Corporate jobs are not all about high salaries, fashionable house rent allowances, and other accompaniments. The most important privilege is corporate employee insurance, which includes insurance coverage for employees and their family members concerning their health. This consists of the spouses and children, depending on the culture and the type of home, even parents and in-laws. Although employers have scaled down the benefits they provide, and over the years, these have been Factions that many organizations offer health care coverage. The beauty of the policies is that preexisting conditions, most especially the cause of rejection of claims, are immediately under a policy.
Global health Insurance sales or coverage changes woke up between 2020 and 2022 due to health concerns resulting from the pandemic and increased healthcare hospitalization costs. However, a large segment of the population of many countries still has no insurance. For instance, according to research conducted by Avendus in 2023, only 60 million were subscribed individually or under corporate insurance.

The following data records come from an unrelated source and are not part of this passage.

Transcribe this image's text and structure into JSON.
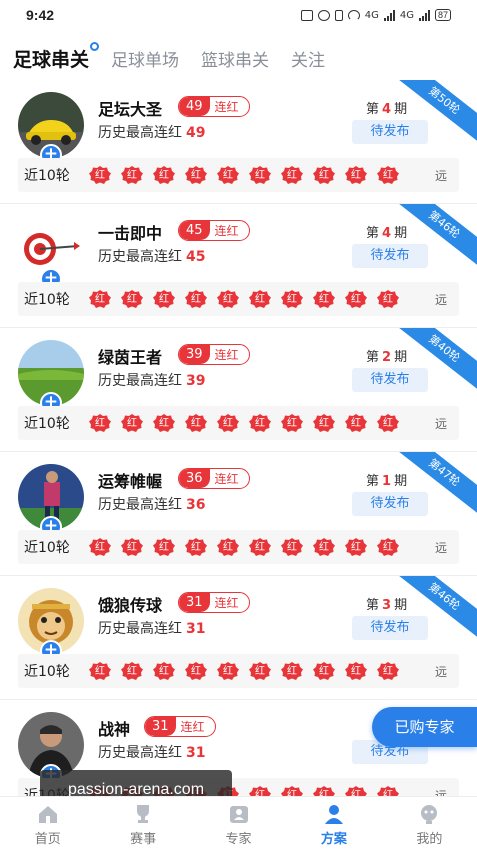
{
  "status_bar": {
    "time": "9:42",
    "net1": "4G",
    "net2": "4G",
    "battery": "87"
  },
  "tabs": [
    {
      "label": "足球串关",
      "active": true
    },
    {
      "label": "足球单场",
      "active": false
    },
    {
      "label": "篮球串关",
      "active": false
    },
    {
      "label": "关注",
      "active": false
    }
  ],
  "cards": [
    {
      "name": "足坛大圣",
      "streak": "49",
      "streak_label": "连红",
      "history_label": "历史最高连红",
      "history_value": "49",
      "period_prefix": "第",
      "period_num": "4",
      "period_suffix": "期",
      "status": "待发布",
      "round": "第50轮",
      "recent_label": "近10轮",
      "far_label": "远",
      "badge": "红",
      "avatar": "car"
    },
    {
      "name": "一击即中",
      "streak": "45",
      "streak_label": "连红",
      "history_label": "历史最高连红",
      "history_value": "45",
      "period_prefix": "第",
      "period_num": "4",
      "period_suffix": "期",
      "status": "待发布",
      "round": "第46轮",
      "recent_label": "近10轮",
      "far_label": "远",
      "badge": "红",
      "avatar": "target"
    },
    {
      "name": "绿茵王者",
      "streak": "39",
      "streak_label": "连红",
      "history_label": "历史最高连红",
      "history_value": "39",
      "period_prefix": "第",
      "period_num": "2",
      "period_suffix": "期",
      "status": "待发布",
      "round": "第40轮",
      "recent_label": "近10轮",
      "far_label": "远",
      "badge": "红",
      "avatar": "field"
    },
    {
      "name": "运筹帷幄",
      "streak": "36",
      "streak_label": "连红",
      "history_label": "历史最高连红",
      "history_value": "36",
      "period_prefix": "第",
      "period_num": "1",
      "period_suffix": "期",
      "status": "待发布",
      "round": "第47轮",
      "recent_label": "近10轮",
      "far_label": "远",
      "badge": "红",
      "avatar": "player"
    },
    {
      "name": "饿狼传球",
      "streak": "31",
      "streak_label": "连红",
      "history_label": "历史最高连红",
      "history_value": "31",
      "period_prefix": "第",
      "period_num": "3",
      "period_suffix": "期",
      "status": "待发布",
      "round": "第46轮",
      "recent_label": "近10轮",
      "far_label": "远",
      "badge": "红",
      "avatar": "monkey"
    },
    {
      "name": "战神",
      "streak": "31",
      "streak_label": "连红",
      "history_label": "历史最高连红",
      "history_value": "31",
      "period_prefix": "",
      "period_num": "",
      "period_suffix": "",
      "status": "待发布",
      "round": "",
      "recent_label": "近10轮",
      "far_label": "远",
      "badge": "红",
      "avatar": "man"
    }
  ],
  "purchased_button": "已购专家",
  "watermark": "passion-arena.com",
  "bottom_nav": [
    {
      "label": "首页",
      "icon": "home-icon",
      "active": false
    },
    {
      "label": "赛事",
      "icon": "trophy-icon",
      "active": false
    },
    {
      "label": "专家",
      "icon": "expert-icon",
      "active": false
    },
    {
      "label": "方案",
      "icon": "plan-icon",
      "active": true
    },
    {
      "label": "我的",
      "icon": "profile-icon",
      "active": false
    }
  ],
  "colors": {
    "accent": "#2a7fe8",
    "red": "#e8353a"
  }
}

Why Relying Solely on Corporate Health Insurance Isn’t Enough
Most employees rely solely on health insurance offered at the workplace, but this should not be the case. Dependence on corporate insurance can be dangerous, especially when you have to change your job or are out of work. The corporate insurance offered to an employer is only able to protect that employer in the case that they employ you. When you leave the company, your health insurance benefits end, and finding a new employer with good coverage may be challenging. However, when you are older, the premiums for health insurance go up higher; therefore, obtaining an independent policy is wise.
An independent health policy differs from an employer-offered one, as it’s usually renewable for the policyholder’s lifetime. In addition, corporate medical insurance provides a lower sum insured, which is frequently between Rs 3-5 lakh and excludes provisions such as room rent limit or co-insurance. Hence, it is wise to always have your health insurance plan ready in case something happens to your main source of income.

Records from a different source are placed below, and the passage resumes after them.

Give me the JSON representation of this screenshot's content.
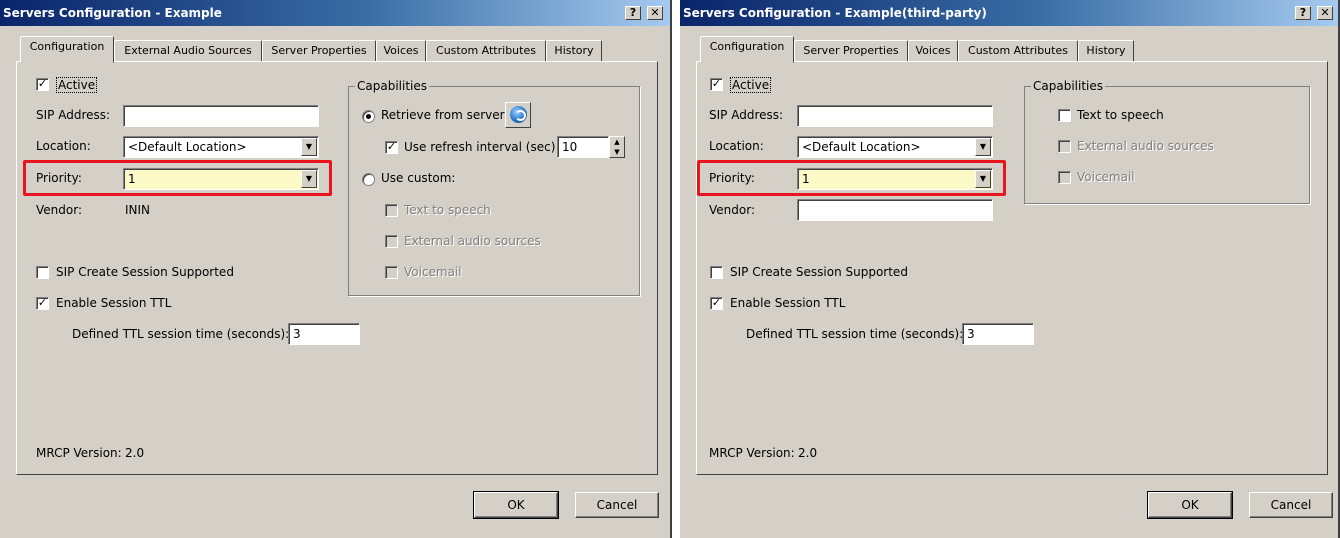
{
  "left": {
    "title": "Servers Configuration - Example",
    "help_btn": "?",
    "close_btn": "✕",
    "tabs": [
      "Configuration",
      "External Audio Sources",
      "Server Properties",
      "Voices",
      "Custom Attributes",
      "History"
    ],
    "active_label": "Active",
    "sip_label": "SIP Address:",
    "sip_value": "",
    "location_label": "Location:",
    "location_value": "<Default Location>",
    "priority_label": "Priority:",
    "priority_value": "1",
    "vendor_label": "Vendor:",
    "vendor_value": "ININ",
    "sip_session_label": "SIP Create Session Supported",
    "enable_ttl_label": "Enable Session TTL",
    "ttl_label": "Defined TTL session time (seconds):",
    "ttl_value": "3",
    "mrcp_label": "MRCP Version:",
    "mrcp_value": "2.0",
    "capabilities_title": "Capabilities",
    "retrieve_label": "Retrieve from server",
    "refresh_label": "Use refresh interval (sec)",
    "refresh_value": "10",
    "use_custom_label": "Use custom:",
    "tts_label": "Text to speech",
    "ext_audio_label": "External audio sources",
    "voicemail_label": "Voicemail",
    "ok_label": "OK",
    "cancel_label": "Cancel"
  },
  "right": {
    "title": "Servers Configuration - Example(third-party)",
    "help_btn": "?",
    "close_btn": "✕",
    "tabs": [
      "Configuration",
      "Server Properties",
      "Voices",
      "Custom Attributes",
      "History"
    ],
    "active_label": "Active",
    "sip_label": "SIP Address:",
    "sip_value": "",
    "location_label": "Location:",
    "location_value": "<Default Location>",
    "priority_label": "Priority:",
    "priority_value": "1",
    "vendor_label": "Vendor:",
    "vendor_value": "",
    "sip_session_label": "SIP Create Session Supported",
    "enable_ttl_label": "Enable Session TTL",
    "ttl_label": "Defined TTL session time (seconds):",
    "ttl_value": "3",
    "mrcp_label": "MRCP Version:",
    "mrcp_value": "2.0",
    "capabilities_title": "Capabilities",
    "tts_label": "Text to speech",
    "ext_audio_label": "External audio sources",
    "voicemail_label": "Voicemail",
    "ok_label": "OK",
    "cancel_label": "Cancel"
  },
  "symbols": {
    "check": "✓",
    "arrow_down": "▼",
    "spin_up": "▲",
    "spin_down": "▼"
  },
  "colors": {
    "highlight_box": "#e8151f",
    "priority_field_bg": "#fbf9c6",
    "title_bar": "#0a246a"
  }
}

How Much Coverage Do You Need?
For people aged 35-40 years who reside in metropolitan cities, it is advisable to have a minimum health insurance of Rs 10 lakh. Metro city healthcare costs remain high, making this level of coverage a reasonable starting point. The last thing one should do is neglect this cover and let it lapse without checking on what has been provided every five years to reflect inflation in the medical field and changes in the client’s health status.

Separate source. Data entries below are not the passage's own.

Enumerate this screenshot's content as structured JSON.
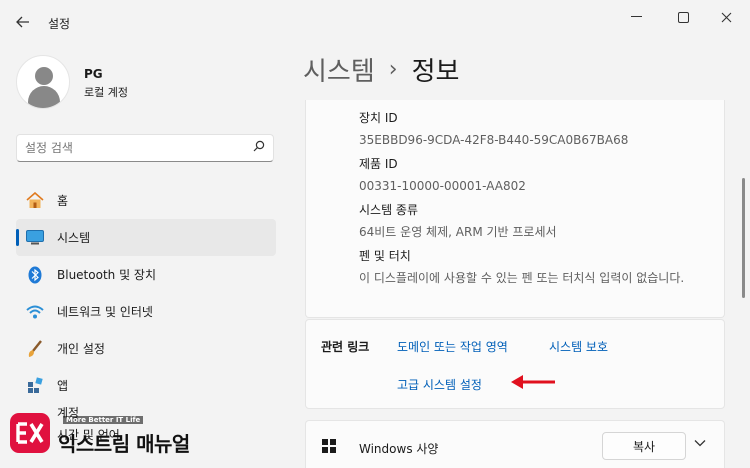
{
  "window": {
    "back_icon": "back-arrow-icon",
    "title": "설정",
    "controls": [
      "minimize-icon",
      "maximize-icon",
      "close-icon"
    ]
  },
  "profile": {
    "name": "PG",
    "account": "로컬 계정"
  },
  "search": {
    "placeholder": "설정 검색",
    "icon": "search-icon"
  },
  "sidebar": {
    "items": [
      {
        "label": "홈",
        "icon": "home-icon",
        "active": false
      },
      {
        "label": "시스템",
        "icon": "system-icon",
        "active": true
      },
      {
        "label": "Bluetooth 및 장치",
        "icon": "bluetooth-icon",
        "active": false
      },
      {
        "label": "네트워크 및 인터넷",
        "icon": "wifi-icon",
        "active": false
      },
      {
        "label": "개인 설정",
        "icon": "brush-icon",
        "active": false
      },
      {
        "label": "앱",
        "icon": "apps-icon",
        "active": false
      },
      {
        "label": "계정",
        "icon": "account-icon",
        "active": false
      },
      {
        "label": "시간 및 언어",
        "icon": "clock-icon",
        "active": false
      }
    ]
  },
  "header": {
    "breadcrumb_parent": "시스템",
    "separator": "›",
    "breadcrumb_current": "정보"
  },
  "specs": {
    "device_id_label": "장치 ID",
    "device_id_value": "35EBBD96-9CDA-42F8-B440-59CA0B67BA68",
    "product_id_label": "제품 ID",
    "product_id_value": "00331-10000-00001-AA802",
    "system_type_label": "시스템 종류",
    "system_type_value": "64비트 운영 체제, ARM 기반 프로세서",
    "pen_touch_label": "펜 및 터치",
    "pen_touch_value": "이 디스플레이에 사용할 수 있는 펜 또는 터치식 입력이 없습니다."
  },
  "related_links": {
    "label": "관련 링크",
    "links": [
      "도메인 또는 작업 영역",
      "시스템 보호",
      "고급 시스템 설정"
    ]
  },
  "windows_spec": {
    "label": "Windows 사양",
    "copy_button": "복사",
    "icon": "windows-logo-icon"
  },
  "watermark": {
    "tagline": "More Better IT Life",
    "name": "익스트림 매뉴얼"
  },
  "colors": {
    "accent": "#005fb8",
    "background": "#f3f3f3",
    "card": "#fbfbfb",
    "annotation_arrow": "#e0101e",
    "watermark_brand": "#e0113f"
  }
}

A Corporate Insurance For Employees floater policy that covers multiple members is often a better option for families. For example, a family of four with parents in the 35-40 age range and young children should aim for a family floater cover of at least Rs 20 lakh. This ensures that everyone in the family is adequately protected.
Separate Policies for Elderly Parents
While purchasing a family floater policy, one tends to include elderly parents within the family in the same policy. However, a stand-alone policy for elderly family members is usually preferable. Old people are usually prone to complications such as diabetes, hypertension, or heart disease. Since their health complications require frequent hospitalizations, this increases hospital expenses and overall costs. The best approach is to opt for the highest sum insured possible, especially for senior citizens. In case of financial concern, exploring the availability of top-up plans or policies specifically for senior citizens would be appropriate.
Factors Influencing Coverage Amount
We advise a sum insured of Rs 10 lakhs for a single person and Rs 20 lakhs for family floaters, though it may vary. It is difficult to pinpoint the exact coverage required for each person because it depends on factors such as age, income, standard of living, and place of residence. For example, a hospital room’s rent depends on the room’s category, among other factors that add to the final medical bill. If you are okay with private rooms, you may require high coverage.
Other aspects are medical developments and the increased price range of medical services. People with higher incomes may consider the policies with the maximum sum insured up to Rs 1 crore, which can even address planned medical treatments in foreign countries. In the same way, having a base policy and a top-up plan costs more than having a large single cover. Applying the same idea, having a base policy and a top-up plan would be cheaper than having a large single cover.
Top-Up Plans vs Single Large Cover
Opting for a base policy with a top-up plan is generally cheaper than buying a large single cover. A top-up plan only kicks in after the base policy is exhausted. For instance, if you have a base policy with Rs 5 lakh coverage and your hospital bill amounts to Rs 7 lakh, the top-up plan will cover the additional Rs 2 lakh. If you don’t have a base policy, you must first pay the deductible amount (Rs 5 lakh in this example) out of pocket before activating the top-up plan.
Choosing the Right Insurance
While Corporate Insurance For Employees offers immediate benefits, it’s important to consider long-term options. Employers may not always offer the coverage you need, especially as healthcare costs rise. By securing independent health insurance for yourself and your family, you ensure financial stability and peace of mind in the face of medical emergencies.
Conclusion
The prices in the healthcare sphere are constantly increasing, and depending on the insurance provided by the employer is very risky, so purchasing an individual health insurance policy is necessary. As much as it can be a base policy with a top-up or a separate policy, ensure you are properly insured. Additionally, if you are looking for high-quality and cost-effective insurance products, The CBC Health Insurance Marketplace for Costco Members offers a range of options to help you secure the best coverage for you and your family.